Title: Minimum number of required ABX trials
Post by: saratoga on 2012-01-12 22:15:58
From a complete newbie perspective: It could have been handled in a more friendly fashion but someone has to point out the flaws in the methodology of the test early for the person to go on and do more useful tests for the community. You catch more flies with honey sure, but if you child is holding their pencil wrong when writing their letters you correct them early before the habit forms. You then make sure they get a real good patting on the head any time you see them doing it correctly though. Perhaps the user should have been told how to do it correctly for two samples and then given a lot of praise for doing it right when they came back with their results?


I think we were pretty friendly in general, its just that by the time the OP told anyone what he was doing he had already made up his mind and it was too late to help him come up with a better test.  IMO it wasn't until I pointed out that he had gone 5 out of 5 trials the wrong way on one test that he started to realize what ABX testing was supposed to do, and by then he was frustrated at the wasted effort and just gave up. 

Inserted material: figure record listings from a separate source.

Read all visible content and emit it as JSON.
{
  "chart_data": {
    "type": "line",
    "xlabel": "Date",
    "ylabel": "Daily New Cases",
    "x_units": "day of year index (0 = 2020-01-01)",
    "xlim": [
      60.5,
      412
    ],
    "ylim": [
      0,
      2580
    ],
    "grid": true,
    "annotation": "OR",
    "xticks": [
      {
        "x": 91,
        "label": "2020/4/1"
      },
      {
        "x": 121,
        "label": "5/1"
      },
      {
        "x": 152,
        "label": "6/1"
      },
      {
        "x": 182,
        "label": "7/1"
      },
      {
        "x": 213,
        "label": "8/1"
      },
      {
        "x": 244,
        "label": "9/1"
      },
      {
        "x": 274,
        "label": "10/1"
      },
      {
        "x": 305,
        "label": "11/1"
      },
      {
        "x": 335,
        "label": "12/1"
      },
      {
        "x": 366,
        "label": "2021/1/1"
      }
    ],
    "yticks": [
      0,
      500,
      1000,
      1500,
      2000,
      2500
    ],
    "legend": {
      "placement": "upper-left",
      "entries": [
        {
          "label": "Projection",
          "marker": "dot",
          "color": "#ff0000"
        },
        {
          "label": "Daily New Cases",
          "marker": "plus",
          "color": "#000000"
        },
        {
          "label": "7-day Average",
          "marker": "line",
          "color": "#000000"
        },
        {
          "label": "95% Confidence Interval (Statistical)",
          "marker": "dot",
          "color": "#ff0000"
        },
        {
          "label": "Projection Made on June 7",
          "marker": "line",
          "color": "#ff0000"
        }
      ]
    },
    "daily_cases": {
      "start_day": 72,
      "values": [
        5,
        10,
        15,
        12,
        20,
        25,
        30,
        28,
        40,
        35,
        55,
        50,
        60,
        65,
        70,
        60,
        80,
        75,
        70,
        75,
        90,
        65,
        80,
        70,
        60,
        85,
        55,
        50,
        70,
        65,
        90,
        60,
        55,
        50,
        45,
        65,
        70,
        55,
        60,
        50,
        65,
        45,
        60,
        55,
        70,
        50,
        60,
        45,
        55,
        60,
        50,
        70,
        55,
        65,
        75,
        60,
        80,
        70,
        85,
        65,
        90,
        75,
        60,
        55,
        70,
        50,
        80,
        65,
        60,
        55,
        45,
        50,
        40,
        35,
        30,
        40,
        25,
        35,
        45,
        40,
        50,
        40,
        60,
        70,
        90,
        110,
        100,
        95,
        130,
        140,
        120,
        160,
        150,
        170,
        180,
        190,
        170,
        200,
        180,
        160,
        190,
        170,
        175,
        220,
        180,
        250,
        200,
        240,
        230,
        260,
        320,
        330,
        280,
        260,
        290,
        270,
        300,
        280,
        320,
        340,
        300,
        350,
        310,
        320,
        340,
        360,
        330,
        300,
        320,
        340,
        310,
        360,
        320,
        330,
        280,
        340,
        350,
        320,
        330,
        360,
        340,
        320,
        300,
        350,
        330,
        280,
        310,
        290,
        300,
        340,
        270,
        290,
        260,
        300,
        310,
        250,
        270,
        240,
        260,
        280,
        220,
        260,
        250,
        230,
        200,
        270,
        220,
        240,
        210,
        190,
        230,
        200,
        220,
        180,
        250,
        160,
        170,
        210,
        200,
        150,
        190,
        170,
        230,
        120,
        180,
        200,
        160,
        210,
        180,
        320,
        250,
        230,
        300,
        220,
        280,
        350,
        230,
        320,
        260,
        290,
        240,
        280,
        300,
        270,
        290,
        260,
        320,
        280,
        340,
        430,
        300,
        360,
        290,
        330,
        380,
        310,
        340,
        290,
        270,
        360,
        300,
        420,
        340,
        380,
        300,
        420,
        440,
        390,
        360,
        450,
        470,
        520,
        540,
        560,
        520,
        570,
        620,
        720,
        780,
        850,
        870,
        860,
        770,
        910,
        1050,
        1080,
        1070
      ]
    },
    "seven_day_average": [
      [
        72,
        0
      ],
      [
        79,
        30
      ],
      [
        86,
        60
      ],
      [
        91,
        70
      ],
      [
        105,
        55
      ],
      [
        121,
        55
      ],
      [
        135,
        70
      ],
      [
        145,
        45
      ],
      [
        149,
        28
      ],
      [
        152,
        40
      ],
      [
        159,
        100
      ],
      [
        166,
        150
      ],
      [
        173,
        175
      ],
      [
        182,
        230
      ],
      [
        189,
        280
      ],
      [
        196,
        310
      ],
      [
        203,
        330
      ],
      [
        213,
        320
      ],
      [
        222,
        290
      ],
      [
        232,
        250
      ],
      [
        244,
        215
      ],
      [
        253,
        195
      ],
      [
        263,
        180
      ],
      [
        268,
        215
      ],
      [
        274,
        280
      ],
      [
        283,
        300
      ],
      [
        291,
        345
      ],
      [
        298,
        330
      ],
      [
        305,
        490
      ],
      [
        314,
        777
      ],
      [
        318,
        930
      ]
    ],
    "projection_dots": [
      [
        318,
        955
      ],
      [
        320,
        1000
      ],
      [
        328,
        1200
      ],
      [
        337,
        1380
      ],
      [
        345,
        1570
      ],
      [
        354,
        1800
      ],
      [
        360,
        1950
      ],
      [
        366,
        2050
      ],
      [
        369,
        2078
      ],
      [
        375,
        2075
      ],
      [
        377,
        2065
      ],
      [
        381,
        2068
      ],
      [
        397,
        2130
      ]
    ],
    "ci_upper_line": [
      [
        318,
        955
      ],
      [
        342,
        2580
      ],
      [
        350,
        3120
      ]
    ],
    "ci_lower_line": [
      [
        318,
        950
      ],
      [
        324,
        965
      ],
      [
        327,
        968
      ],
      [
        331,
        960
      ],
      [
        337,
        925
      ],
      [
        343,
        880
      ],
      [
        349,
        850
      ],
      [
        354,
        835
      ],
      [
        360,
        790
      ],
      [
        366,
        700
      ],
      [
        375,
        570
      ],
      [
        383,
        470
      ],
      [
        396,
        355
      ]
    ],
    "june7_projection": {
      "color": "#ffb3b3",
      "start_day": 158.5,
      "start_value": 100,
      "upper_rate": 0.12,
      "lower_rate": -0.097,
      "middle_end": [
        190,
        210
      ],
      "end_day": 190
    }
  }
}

Of course, since it wasn't just the OP, but also some experienced posters in this thread who misunderstood how ABX testing should work, perhaps our documentation needs to be made more accessible.  I'm not exactly sure how that should be done though.  I'm hesitant to put up guides to doing tests that imply that there is an absolute right way to do testing.  Maybe some examples of sound test setups for comparing different codecs on a problem sample would help people understand though.  I get the feeling that the wall of text on most of our links discourages people.
Title: Minimum number of required ABX trials
Post by: nesf on 2012-01-13 00:59:27
A Dummies guide for doing some basic two sample and three sample tests might be an idea discussing options about number of tests and such and showing how the number required changes as you add samples. My stats knowledge is more regressions and similar stuff so this isn't something I know a lot about so this thread is quite interesting for me.

I wasn't saying ye were unfriendly more that if you want to convert people like the OP you might need adopt cult like levels of friendliness.